Выпуск: №18 1997

Рубрика: Тенденции

Поза — это поза — это поза

Поза — это поза — это поза

Коринна Дэй. Роза, 1993

Не случайно, что у исполнителя главной мужской роли в фильме Фэйи Данэуэй «Глаза Лауры Марс» (1978) была плохая кожа. Ведь Марс фотографировала моду в стиле Хельмута Ньютона, используя технику Ребекки Блейк, а прыщавое лицо Томми Ли Джонса разрушало маскарад красоты, освещаемой вспышкой ее фотокамеры. Сегодня, когда фотография мод преодолела стилистику 70-х годов, она стремится достичь почти того же эффекта, что и нарочито рябое лицо Томми Ли: реальности, разрушающей великолепие. Высокая мода и плохая кожа несовместимы, но вкус к показу настоящей жизни (как в шоу «Real Life» на канале MTV) породил бум на образы истеричных, сумрачных, опустившихся, наркотизированных и ипохондричных лунатиков. Модель, олицетворявшая ранее образ недосягаемой красоты, стала теперь воплощением незащищенности и двусмысленности, персонажем в театральном представлении, главная условность которого — документальность.
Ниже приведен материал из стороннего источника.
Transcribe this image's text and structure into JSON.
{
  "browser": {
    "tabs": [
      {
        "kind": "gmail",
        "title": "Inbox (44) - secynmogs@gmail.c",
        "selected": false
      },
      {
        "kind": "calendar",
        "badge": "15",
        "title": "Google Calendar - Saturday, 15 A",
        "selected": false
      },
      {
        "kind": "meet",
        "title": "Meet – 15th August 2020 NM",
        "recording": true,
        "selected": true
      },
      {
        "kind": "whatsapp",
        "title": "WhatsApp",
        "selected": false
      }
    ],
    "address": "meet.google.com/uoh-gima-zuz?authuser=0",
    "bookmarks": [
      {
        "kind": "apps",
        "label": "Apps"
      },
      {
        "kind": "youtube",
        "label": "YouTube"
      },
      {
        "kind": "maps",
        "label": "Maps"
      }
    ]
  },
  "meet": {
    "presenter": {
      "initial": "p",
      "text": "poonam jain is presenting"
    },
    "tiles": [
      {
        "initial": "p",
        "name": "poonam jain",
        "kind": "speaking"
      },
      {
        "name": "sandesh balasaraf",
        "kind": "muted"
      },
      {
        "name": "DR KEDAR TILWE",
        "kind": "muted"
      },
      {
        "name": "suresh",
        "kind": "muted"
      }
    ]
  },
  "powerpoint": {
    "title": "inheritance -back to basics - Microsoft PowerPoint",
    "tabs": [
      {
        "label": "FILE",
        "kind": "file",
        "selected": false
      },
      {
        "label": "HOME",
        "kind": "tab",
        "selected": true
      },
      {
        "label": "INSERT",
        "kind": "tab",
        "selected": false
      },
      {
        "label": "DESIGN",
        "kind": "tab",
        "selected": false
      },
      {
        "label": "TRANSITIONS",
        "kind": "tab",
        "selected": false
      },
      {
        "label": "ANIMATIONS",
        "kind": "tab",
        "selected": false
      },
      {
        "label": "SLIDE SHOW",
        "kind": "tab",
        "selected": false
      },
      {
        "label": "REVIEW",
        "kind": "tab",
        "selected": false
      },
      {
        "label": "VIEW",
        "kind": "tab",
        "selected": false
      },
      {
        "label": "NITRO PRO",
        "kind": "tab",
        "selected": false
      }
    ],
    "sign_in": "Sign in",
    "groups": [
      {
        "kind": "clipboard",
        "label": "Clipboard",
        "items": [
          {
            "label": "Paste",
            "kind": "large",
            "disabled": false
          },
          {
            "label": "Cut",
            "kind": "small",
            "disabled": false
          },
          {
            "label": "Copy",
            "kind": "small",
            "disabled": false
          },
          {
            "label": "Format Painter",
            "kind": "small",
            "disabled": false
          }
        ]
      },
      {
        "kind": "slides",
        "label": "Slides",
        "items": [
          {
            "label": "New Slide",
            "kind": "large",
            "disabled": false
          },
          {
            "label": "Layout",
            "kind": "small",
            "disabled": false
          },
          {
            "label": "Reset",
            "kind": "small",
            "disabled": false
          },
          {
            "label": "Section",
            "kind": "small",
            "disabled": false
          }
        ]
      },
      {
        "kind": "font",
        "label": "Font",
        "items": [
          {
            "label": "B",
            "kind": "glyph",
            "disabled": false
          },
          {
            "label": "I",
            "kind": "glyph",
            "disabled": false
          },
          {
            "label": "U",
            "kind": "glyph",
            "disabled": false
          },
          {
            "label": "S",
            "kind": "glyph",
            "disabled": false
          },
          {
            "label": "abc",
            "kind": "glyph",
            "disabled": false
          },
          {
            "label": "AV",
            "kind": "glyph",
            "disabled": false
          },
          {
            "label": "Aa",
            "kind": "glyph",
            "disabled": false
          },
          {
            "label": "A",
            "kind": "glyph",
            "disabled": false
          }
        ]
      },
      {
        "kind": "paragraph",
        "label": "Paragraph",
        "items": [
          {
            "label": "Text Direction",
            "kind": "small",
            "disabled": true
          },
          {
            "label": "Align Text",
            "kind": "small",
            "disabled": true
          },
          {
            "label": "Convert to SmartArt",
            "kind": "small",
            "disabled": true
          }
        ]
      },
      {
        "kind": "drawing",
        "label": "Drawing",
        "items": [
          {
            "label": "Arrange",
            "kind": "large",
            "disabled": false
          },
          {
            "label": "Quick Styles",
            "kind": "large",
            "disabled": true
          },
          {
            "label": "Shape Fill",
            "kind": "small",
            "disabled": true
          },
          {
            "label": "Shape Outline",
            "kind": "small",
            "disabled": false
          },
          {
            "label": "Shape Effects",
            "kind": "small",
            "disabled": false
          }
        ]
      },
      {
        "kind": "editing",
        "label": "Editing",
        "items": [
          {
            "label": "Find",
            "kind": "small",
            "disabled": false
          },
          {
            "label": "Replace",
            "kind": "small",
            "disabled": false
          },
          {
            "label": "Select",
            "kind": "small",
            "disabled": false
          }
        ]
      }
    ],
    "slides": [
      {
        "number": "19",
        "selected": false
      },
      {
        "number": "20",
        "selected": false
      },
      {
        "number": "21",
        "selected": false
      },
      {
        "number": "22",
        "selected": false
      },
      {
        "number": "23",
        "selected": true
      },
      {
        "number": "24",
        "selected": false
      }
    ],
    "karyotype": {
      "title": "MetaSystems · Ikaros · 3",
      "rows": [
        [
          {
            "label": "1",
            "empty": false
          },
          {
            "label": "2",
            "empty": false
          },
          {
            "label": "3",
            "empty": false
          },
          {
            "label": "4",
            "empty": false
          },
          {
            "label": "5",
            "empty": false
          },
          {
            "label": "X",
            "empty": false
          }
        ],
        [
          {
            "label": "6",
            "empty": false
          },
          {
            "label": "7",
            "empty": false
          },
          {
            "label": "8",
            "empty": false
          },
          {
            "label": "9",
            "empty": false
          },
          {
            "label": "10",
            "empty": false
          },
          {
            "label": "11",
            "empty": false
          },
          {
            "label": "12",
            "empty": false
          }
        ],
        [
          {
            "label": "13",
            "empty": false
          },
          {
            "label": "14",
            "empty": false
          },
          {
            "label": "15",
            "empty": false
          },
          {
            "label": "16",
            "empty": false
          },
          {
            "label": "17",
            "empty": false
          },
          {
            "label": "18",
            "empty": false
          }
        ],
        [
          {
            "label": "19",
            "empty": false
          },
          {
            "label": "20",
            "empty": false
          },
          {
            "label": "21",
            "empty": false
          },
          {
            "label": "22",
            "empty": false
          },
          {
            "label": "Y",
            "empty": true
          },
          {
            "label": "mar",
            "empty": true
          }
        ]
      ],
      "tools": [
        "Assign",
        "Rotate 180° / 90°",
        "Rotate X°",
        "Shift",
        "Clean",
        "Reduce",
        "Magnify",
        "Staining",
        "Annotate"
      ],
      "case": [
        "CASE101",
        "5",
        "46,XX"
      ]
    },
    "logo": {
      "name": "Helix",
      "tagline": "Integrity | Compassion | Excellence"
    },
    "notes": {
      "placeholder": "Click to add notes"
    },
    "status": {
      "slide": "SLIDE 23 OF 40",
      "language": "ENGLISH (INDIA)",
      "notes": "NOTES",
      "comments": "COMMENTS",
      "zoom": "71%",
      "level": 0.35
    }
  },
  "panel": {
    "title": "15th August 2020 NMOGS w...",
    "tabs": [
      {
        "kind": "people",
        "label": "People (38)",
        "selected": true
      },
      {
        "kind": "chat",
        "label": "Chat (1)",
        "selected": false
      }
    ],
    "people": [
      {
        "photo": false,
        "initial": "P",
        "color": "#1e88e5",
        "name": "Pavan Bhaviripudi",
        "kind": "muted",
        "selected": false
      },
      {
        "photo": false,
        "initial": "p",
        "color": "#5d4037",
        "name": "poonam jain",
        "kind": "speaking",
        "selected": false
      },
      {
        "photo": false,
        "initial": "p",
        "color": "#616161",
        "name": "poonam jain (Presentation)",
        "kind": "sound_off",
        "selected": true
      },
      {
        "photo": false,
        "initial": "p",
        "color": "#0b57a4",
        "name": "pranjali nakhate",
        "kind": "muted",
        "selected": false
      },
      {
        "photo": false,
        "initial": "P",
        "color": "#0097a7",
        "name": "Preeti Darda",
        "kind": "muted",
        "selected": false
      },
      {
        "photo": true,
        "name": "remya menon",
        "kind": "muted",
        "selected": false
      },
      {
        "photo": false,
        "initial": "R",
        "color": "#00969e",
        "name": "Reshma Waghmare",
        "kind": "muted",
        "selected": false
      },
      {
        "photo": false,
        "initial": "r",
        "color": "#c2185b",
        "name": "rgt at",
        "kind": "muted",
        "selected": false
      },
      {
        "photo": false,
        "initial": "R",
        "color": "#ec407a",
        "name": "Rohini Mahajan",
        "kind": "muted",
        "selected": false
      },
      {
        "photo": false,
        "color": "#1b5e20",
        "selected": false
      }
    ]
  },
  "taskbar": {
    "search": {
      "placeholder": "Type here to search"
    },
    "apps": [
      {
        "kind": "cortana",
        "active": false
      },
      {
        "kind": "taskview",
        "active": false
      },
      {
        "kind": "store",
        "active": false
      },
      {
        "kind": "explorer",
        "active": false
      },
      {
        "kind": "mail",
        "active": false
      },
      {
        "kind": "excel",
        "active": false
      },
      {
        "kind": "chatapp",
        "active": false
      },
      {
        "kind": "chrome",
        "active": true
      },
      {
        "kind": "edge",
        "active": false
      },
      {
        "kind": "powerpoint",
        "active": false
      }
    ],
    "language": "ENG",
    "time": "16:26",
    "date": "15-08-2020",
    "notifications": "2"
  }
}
Можно сказать, что персонажи актуальной фотографии мод приближены к обыденности... Обыгрывая фактуру поломанной мебели, моделей, как будто бы находящихся в полубессознательном состоянии, неровного макияжа и неустойчивых каблуков, новая «модная» образность нагнетает тревожную атмосферу, ранее невозможную при уравновешенном освещении, стильном дизайне и постановочной композиции. На фотографии Глена Лучфорда модель застыла в позе с засунутым за пояс брюк указательным пальцем. Глаза ее смотрят в никуда, а рука почесывает зудящее место, — современная фотография отказывается от театральности и статичности... Коринна Дэй фотографирует Таню Курт в дрянном номере мотеля в момент, когда она лишь готовится к позированию. У этих дополнений к устоявшемуся канону «модной» фотографии есть общая черта: стремление воспроизвести меланхолию и томление — эмоциональные состояния, что так и просятся на фотопленку.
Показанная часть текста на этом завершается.